Namun, ia mengkuatirkan bahwa klasifikasi teroris yang diberikan dibawah undang-undang kontra-terorisme dapat memberikan militer atau kepolisian kuasa untuk menahan para terduga lebih lama tanpa vonis, bahkan ratusan hari sebelum para terduga disidangkan, bisa meningkatan resiko terduga mengalami kekerasan dan disiksa.

Bahkan dengan cap teroris, militer atau kepolisian akan dengan mudah menahan siapa saja yang mereka anggap sebagai teroris di wilayah Papua yang aspirasi pro kemerdekaannya sangat tinggi.

“Dengan adanya dasar ini, dapat digunakan untuk memberikan kuasa yang tidak terbatas yang bisa melanggar hak-hak pribadi di Papua,” Harsono memperingatkan.

Ia mengatakan bahwa dengan menambah jangkauan militer dalam konteks mengurusi sipil yang seharusnya dilakukan oleh kepolisian bisa memberikan resiko yang serius di Papua, karena tentara tidak dididik dalam hal penegakkan hukum.

Menurutnya, sistem peradilan militer memiliki sebuah rekor yang buruk dalam investigasi dan pendakwaan terkait pelanggaran HAM oleh tentara Indonesia.
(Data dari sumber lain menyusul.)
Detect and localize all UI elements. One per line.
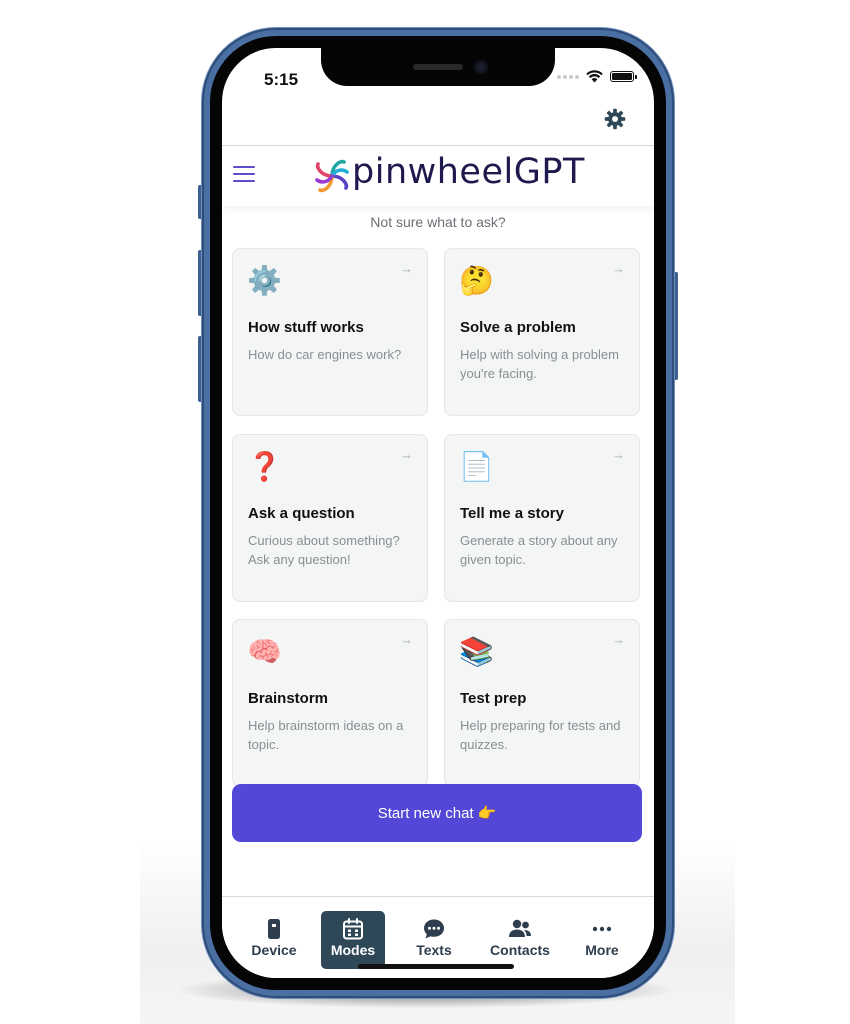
hamburger-menu-icon[interactable] (233, 166, 255, 186)
start-new-chat-label: Start new chat (377, 804, 474, 822)
wifi-icon (586, 70, 603, 83)
tab-texts[interactable]: Texts (404, 911, 464, 969)
card-description: Help brainstorm ideas on a topic. (248, 718, 404, 752)
tab-label: Modes (330, 942, 376, 958)
thinking-face-icon: 🤔 (459, 265, 494, 296)
arrow-right-icon: → (612, 447, 625, 462)
mode-card-brainstorm[interactable]: 🧠 → Brainstorm Help brainstorm ideas on … (232, 619, 428, 787)
calendar-icon (343, 918, 363, 940)
chat-bubble-icon (424, 919, 444, 939)
arrow-right-icon: → (400, 447, 413, 462)
more-dots-icon (592, 926, 612, 932)
card-title: Brainstorm (248, 690, 329, 707)
app-header: pinwheelGPT (222, 146, 654, 206)
signal-icon (557, 74, 579, 79)
home-indicator[interactable] (358, 964, 514, 969)
tab-contacts[interactable]: Contacts (480, 911, 560, 969)
device-icon (268, 919, 280, 939)
card-title: Solve a problem (460, 319, 576, 336)
gear-icon: ⚙️ (247, 265, 282, 296)
arrow-right-icon: → (612, 632, 625, 647)
tab-label: More (585, 942, 619, 958)
settings-gear-icon[interactable] (604, 108, 626, 130)
start-new-chat-button[interactable]: Start new chat 👉 (232, 784, 642, 842)
prompt-hint: Not sure what to ask? (370, 214, 506, 230)
pointing-hand-icon: 👉 (477, 805, 497, 822)
phone-bezel: 5:15 pinwheelGPT Not sure what to ask? ⚙… (210, 36, 666, 990)
card-description: How do car engines work? (248, 347, 402, 362)
front-camera (474, 60, 488, 74)
books-icon: 📚 (459, 636, 494, 667)
tab-label: Device (251, 942, 297, 958)
brand-name: pinwheelGPT (352, 152, 585, 192)
mode-card-how-stuff-works[interactable]: ⚙️ → How stuff works How do car engines … (232, 248, 428, 416)
tab-label: Contacts (490, 942, 550, 958)
status-indicators (557, 70, 637, 83)
tab-device[interactable]: Device (244, 911, 304, 969)
tab-modes[interactable]: Modes (321, 911, 385, 969)
card-title: Tell me a story (460, 505, 564, 522)
notch (321, 48, 555, 86)
arrow-right-icon: → (400, 261, 413, 276)
question-mark-icon: ❓ (247, 451, 282, 482)
status-time: 5:15 (264, 70, 299, 89)
speaker-grille (413, 64, 463, 70)
card-description: Generate a story about any given topic. (460, 533, 618, 567)
page-icon: 📄 (459, 451, 494, 482)
card-description: Help preparing for tests and quizzes. (460, 718, 621, 752)
arrow-right-icon: → (612, 261, 625, 276)
mode-card-solve-a-problem[interactable]: 🤔 → Solve a problem Help with solving a … (444, 248, 640, 416)
card-title: Test prep (460, 690, 527, 707)
pinwheel-logo-icon (315, 159, 349, 193)
mode-card-tell-me-a-story[interactable]: 📄 → Tell me a story Generate a story abo… (444, 434, 640, 602)
card-description: Help with solving a problem you're facin… (460, 347, 619, 381)
contacts-icon (509, 919, 531, 937)
card-title: Ask a question (248, 505, 355, 522)
battery-icon (610, 71, 637, 82)
phone-screen: 5:15 pinwheelGPT Not sure what to ask? ⚙… (222, 48, 654, 978)
card-title: How stuff works (248, 319, 364, 336)
arrow-right-icon: → (400, 632, 413, 647)
brain-icon: 🧠 (247, 636, 282, 667)
mode-card-test-prep[interactable]: 📚 → Test prep Help preparing for tests a… (444, 619, 640, 787)
tab-more[interactable]: More (574, 911, 630, 969)
tab-label: Texts (416, 942, 452, 958)
card-description: Curious about something? Ask any questio… (248, 533, 400, 567)
mode-card-ask-a-question[interactable]: ❓ → Ask a question Curious about somethi… (232, 434, 428, 602)
phone-frame: 5:15 pinwheelGPT Not sure what to ask? ⚙… (202, 28, 674, 998)
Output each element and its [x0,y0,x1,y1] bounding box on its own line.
“Masalah yang selama ini terjadi di Papua adalah rasisme: rasisme melawan masyarakat dengan warna kulit gelap dan rambut keriting, dan tentunya mereka yang suka lakukan tindakan rasisme terhadap orang Papua yang berkulit gelap dan berambut keriting dan merupakan masyarakat yang dominan beragama Kristen dalam mayoritas masyarakat Muslim Indonesia adalah tentara dan polisi,” klaimnya.

Dengan memberi cap teroris tidak akan membantu dalam hal upaya menyelesaikan masalah yang berlangsung lama di Papua.

Masih menurutnya, Pemerintah Indonesia seharusnya mengakui bahwa melakukan pelanggaran kemanusiaan demi sebuah kata kontra-terorisme sebenarnya menguntungkan pihak ‘eksteremis bersenjata’ dalam jangka panjang.

Harsono mengatakan bahwa ancaman yang dimiliki TPN-PB perlu ditinjau dalam sebuah perspektif yang berbeda.

Menurut perkiraan militer Indonesia, TPN-PB hanya memiliki sekitar 200 senjata dan jumlah ini tidak banyak dan tidak signifikan sama sekali.

Tentunya mereka melakukan tindakan kriminal dengan membunuh orang dan harusnya polisi bertindak.

Tetapi dengan cap teroris, masyarakat Papua yang tinggal di pegunungan dan hutan-hutan demi menjaga tanah leluhur, hutan tradisional, budaya dan suku mereka yang memiliki tradisi membawa anak panah dan busur dalam kesehariannya, ini akan menjadi sebuah kegilaan.

“Ini jelas akan berdampak pada suku-suku asli di Papua dan merupakan sesuatu yang seharusnya ditinjau kembali sesegera mungkin oleh Pemerintah Indonesia dan jika tidak, generasi masa depan bangsa ini akan menanggung dan menyesalinya,” pungkasnya.